TransportAsian, Singapore Art Museum

In Carmageddon, Chun Kai Qun combines the art of miniature making with stereo-photography. Through the lenses of the child’s optical toy, we witness cataclysmic car explosions, reminiscent of sensationalistic Hollywood action flicks. But the perverse violence and raw, gory carnality of the spectacle is downscaled twice in Chun’s work – the first via the miniaturisation of the disaster into a diorama and the second being the distancing of the audience from the diorama via stereo-photography. The diorama is photographed and converted into a stereoscopic slide show. This perhaps highlights the kind of anesthesia that games induces in its young viewers, unconsciously detaching us from the terror of violence to view it as a trivial game.
— ho rui an

race for the prize

dioramic installation

For Mr. and Mrs. Children, Post-Museum, singapore


Kaiqun’s Race For The Prize, a miniature installation of a drain (Long Kang, as we call them) harks back to those days of child’s play when the storm canal was the great, venturesome alternative to the playground. Even as bumbling unconscious children, we knew the canal to be the edge of safe play, where transgression meant plunging to the depths of lurking danger. But the canals were where the tadpoles and the guppies could be found in their elements; and that gave us such indescribable thrill.

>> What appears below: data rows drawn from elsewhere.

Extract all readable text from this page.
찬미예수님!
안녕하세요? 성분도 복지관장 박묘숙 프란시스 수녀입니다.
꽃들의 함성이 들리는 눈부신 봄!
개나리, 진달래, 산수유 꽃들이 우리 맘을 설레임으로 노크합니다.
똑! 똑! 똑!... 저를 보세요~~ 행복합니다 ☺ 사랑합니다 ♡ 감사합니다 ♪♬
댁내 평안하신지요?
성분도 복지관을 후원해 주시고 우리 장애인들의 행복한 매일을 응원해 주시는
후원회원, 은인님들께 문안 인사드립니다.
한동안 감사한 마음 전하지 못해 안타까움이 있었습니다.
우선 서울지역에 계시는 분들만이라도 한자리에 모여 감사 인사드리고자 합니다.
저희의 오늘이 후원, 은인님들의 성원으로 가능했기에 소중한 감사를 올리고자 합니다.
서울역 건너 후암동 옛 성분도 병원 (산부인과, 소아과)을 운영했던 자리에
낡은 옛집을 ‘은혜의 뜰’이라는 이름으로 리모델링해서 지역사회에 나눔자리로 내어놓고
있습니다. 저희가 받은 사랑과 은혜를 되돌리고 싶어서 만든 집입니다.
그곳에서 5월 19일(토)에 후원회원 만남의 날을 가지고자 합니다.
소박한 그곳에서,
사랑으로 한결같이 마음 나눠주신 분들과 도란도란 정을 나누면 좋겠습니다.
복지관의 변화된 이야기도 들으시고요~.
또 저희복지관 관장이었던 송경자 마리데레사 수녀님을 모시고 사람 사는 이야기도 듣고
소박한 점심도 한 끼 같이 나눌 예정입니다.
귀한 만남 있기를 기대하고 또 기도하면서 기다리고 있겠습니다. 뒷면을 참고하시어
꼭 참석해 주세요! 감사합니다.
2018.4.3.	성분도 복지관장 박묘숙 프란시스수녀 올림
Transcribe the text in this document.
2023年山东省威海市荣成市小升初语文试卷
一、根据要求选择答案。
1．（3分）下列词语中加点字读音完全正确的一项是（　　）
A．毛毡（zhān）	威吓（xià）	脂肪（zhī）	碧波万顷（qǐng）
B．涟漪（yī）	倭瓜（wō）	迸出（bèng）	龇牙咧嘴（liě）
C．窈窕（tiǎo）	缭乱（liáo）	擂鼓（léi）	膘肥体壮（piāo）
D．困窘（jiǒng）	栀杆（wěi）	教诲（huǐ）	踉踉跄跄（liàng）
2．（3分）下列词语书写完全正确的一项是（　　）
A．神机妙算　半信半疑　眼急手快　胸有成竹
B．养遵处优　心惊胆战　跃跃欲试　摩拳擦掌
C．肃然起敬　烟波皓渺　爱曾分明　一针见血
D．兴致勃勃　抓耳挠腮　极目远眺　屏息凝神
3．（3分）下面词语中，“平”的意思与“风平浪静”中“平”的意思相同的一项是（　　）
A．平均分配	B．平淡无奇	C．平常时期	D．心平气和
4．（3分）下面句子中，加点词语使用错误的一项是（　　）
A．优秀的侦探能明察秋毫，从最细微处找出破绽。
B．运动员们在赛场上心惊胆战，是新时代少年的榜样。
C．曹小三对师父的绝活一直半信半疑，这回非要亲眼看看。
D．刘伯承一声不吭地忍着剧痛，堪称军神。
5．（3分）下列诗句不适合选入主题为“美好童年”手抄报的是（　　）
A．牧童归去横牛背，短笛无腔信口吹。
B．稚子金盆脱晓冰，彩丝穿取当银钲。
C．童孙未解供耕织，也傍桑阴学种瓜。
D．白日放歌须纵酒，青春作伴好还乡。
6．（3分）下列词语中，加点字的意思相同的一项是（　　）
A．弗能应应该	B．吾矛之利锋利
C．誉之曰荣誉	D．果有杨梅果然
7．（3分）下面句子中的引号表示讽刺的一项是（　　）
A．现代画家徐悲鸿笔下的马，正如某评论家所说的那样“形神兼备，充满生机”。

Race For The Prize dramatises the sense of danger; what with the watercourse replete with all conceivable forms of nasty physical obstacles. Overcoming these obstacles become the chief objective of players. In the work, what is formerly fun and unmediated then comes to assume a serious visage. Kaiqun makes pointed reference to the first Formula One race to be held in Singapore in September this year. The latter is the embodiment of a certain type of “unfun” the brothers feel strongly against - fun estranged from spontaneity and given to intense commodification and conscientious design upon commercial and tourism revenues.
— Wang Zineng

Extra value meal

mixed media installation


extra value meal, your mother gallery, singapore

Bathed in a light dose of UV light, the framed works in the gallery seem to beckon one’s attention, more so than the 2 monitors placed below eye level, suggesting that the viewer sits. There are at least 8 prints on the wall, 1 paper sculptural piece that resembles an American Happy Meal house complete with withered tree and picket fences, and table with an aluminum tray, paper sculpture shaped like a fast food burger, fries and drink meal.

The humble gallery is nicely filled with new experimental works from the trio who completed Fine Art courses from the Nanyang Academy of Fine Art in 2007. Except for Chun Kai Feng who did a solo show at the Esplanade tunnel-linkway also in 2007, this is the first show Joo Choon Lin and Chun Kai Qun are exhibiting, a sign of commitment to their crafts of manipulative decoupage and printmaking respectively. The stop-motion animation short films created are elementary experiments (compared to their previous works), being more ‘analogous to visual poetry than to prose story-telling’. The rawness, jerky low frame rate, static camera angles show an impatience of the media.

But the low-fidelity of the stop-motion works visually with the more meaningful prints adorning the walls, a potentially explosion of colours if the artist or gallery had access to larger wall mounted LCD screens. By placing the monitors to face each other, one showing a 80’s arcade game styled music, MTV bollywood-styled dance by alternative fast food galore of french fries, patties and burger buns, the other showing transformer fast food toys flying around a stage, strutting their imaginary weapons of make-believe destruction, in Ironman style.